Maritimers with cystic fibrosis closer to better access to life-changing drug
After fighting for it for years, Maritimers with cystic fibrosis are getting closer to having better access to what many call a life-changing drug treatment.
As of Friday, all three Maritime governments say they will cover the expensive drug, called Trikafta, under provincial health plans.
The announcement that Nova Scotia plans to cover the drug through its provincial plan is potentially life-changing for 31-year-old CF patient Ana Dujakovic.
Dujakovic says she was "ecstatic" when she heard the news. That news came unexpectedly Thursday, during Question Period at Province House.
Former Liberal Health Minister Zach Churchill posed the question to the new PC Health Minister, Michelle Thompson.
"Can the minister provide an update on Trikafta?" said Churchill.
"The Trikafta drug will be added to the Nova Scotia formulary," replied Thompson, "it was approved and will be added in November."
"This is like the best new therapy for CF, it's like insulin for diabetics," says Dujakovic, "that's the level of importance that I think it is for us."
Trikafta targets the genetic mutation that is the root cause of the fatal disease.
The treatment is expensive, costing more than $350,000 a year per patient.
Many private health insurance plans, including Dujakovic's, don't provide coverage.
CF patient Stefan Strecko fought to get Trikafta through private insurance and eventually succeeded.
"I've been on it for it about six weeks now and I feel incredible," he says, "I can't even really describe how good it makes me feel."
Strecko says the medication has eliminated symptoms and improved his lung function.
He hopes this announcement means the drug will become available to anyone who needs it.
"And start giving people the opportunity to live real lives and focus on their futures," he adds.

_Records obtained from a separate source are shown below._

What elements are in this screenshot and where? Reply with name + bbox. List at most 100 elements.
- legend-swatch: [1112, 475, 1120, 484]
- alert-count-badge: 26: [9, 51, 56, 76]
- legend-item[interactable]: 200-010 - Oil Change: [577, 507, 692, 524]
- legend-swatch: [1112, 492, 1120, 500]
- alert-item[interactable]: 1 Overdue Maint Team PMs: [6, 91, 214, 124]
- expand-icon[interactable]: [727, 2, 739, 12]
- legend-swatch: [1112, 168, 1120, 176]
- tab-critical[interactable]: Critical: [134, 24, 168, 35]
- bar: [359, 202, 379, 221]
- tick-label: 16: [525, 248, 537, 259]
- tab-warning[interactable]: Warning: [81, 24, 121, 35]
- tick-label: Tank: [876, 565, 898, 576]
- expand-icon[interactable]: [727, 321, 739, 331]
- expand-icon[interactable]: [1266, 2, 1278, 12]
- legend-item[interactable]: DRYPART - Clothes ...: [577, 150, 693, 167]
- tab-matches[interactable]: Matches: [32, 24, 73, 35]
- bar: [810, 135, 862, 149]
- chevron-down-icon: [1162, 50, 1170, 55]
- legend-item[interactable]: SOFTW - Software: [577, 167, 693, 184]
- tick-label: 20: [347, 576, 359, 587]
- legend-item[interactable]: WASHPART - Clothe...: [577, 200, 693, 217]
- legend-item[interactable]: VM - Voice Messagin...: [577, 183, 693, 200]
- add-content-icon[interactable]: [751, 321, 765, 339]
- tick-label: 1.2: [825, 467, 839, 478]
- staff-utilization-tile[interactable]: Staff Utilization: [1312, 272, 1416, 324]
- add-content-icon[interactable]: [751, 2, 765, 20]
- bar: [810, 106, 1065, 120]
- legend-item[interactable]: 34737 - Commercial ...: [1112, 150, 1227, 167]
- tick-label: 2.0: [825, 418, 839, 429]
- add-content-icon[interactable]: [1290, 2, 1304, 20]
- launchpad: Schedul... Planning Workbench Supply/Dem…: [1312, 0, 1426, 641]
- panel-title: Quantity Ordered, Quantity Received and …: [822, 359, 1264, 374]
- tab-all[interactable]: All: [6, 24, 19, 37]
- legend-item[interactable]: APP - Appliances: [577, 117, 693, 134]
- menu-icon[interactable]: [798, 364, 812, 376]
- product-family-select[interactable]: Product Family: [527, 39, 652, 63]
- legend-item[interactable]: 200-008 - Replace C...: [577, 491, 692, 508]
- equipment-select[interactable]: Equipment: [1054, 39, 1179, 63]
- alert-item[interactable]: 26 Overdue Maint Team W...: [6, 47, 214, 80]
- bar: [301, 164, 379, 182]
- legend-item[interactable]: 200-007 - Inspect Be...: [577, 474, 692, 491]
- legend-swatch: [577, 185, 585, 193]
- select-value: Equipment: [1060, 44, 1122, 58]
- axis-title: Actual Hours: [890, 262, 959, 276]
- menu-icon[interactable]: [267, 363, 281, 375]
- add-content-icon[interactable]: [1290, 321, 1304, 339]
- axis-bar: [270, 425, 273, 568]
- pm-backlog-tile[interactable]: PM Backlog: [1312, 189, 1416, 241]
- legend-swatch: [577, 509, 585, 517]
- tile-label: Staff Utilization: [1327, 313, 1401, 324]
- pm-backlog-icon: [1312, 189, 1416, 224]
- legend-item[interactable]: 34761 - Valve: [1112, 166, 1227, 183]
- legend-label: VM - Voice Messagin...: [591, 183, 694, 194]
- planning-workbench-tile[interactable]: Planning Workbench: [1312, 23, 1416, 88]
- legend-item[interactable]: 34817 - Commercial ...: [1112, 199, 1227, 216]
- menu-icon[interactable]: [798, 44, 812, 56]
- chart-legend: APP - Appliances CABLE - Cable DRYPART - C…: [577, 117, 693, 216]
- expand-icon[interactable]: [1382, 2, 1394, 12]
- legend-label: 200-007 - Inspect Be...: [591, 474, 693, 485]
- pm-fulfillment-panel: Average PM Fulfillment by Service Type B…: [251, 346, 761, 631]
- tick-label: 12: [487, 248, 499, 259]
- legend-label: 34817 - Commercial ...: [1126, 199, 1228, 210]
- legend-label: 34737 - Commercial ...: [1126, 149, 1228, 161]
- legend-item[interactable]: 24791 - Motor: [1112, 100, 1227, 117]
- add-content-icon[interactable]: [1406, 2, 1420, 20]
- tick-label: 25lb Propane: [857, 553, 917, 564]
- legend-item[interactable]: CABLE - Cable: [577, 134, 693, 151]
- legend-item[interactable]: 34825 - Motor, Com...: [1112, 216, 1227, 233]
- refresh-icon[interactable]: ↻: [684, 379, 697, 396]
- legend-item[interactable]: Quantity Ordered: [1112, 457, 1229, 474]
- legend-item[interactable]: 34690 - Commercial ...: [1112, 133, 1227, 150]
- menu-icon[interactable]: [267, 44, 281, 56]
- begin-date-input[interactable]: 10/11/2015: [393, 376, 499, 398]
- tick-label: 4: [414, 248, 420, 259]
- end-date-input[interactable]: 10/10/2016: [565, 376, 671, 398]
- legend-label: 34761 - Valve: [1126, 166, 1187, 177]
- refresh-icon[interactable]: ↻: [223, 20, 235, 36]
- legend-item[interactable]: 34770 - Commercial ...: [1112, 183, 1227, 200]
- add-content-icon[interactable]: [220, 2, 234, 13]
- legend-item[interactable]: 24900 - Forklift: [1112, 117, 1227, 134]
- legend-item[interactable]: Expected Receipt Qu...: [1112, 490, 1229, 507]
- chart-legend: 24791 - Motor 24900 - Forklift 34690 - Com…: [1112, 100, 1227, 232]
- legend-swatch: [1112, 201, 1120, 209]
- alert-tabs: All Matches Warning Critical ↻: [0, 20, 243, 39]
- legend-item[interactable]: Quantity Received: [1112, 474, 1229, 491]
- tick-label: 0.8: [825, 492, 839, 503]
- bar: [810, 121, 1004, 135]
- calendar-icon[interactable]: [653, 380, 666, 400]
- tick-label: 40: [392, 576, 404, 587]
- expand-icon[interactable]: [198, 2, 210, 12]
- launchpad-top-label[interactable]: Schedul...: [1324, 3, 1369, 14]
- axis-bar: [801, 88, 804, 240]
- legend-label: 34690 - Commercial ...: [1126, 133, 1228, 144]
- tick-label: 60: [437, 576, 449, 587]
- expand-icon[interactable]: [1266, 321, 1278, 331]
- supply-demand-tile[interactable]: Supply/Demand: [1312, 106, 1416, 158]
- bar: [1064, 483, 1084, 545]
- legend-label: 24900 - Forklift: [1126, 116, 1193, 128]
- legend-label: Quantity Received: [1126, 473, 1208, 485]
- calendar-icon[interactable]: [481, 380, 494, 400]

Friday, the government of Prince Edward Island announced it will also start covering Trikafta, starting Nov. 1.
A spokesperson for New Brunswick's health department also confirmed to CTV News the medication will be added to its provincial drug plan sometime this month.
But there are no details yet on exactly what that will look like, and who will be eligible – important details for CF patients.
"Because right now CADTH (Canadian Agency for Drugs and Technologies in Health), its recommendations are very good, but it does not include all cystics and that's not fair," says CF patient Tim Vallillee.
CADTH is a national organization established by the federal government that advises healthcare decision-makers. In its public recommendations on the drug, the agency suggested only people with less than 90 percent lung function should start Trikafta.
Nova Scotia's Minister of Health would only say Friday that more information will be revealed when the drug is officially added to the provincial plan.
"I am confident though," says Thompson, "that given that the work that's been done previously that people will find themselves within the criteria."
For those who live with CF, coming this much closer to coverage, is bittersweet though, knowing some others died of CF while waiting.
The fight for Trikafta made headlines in Nova Scotia after 23-year-old Chantelle Lindsay died after being denied compassionate access to the drug while she was in hospital.
"That part, it breaks my heart," says Vallillee.
Vallillee and others hope getting access will help prevent any more of that heartbreak.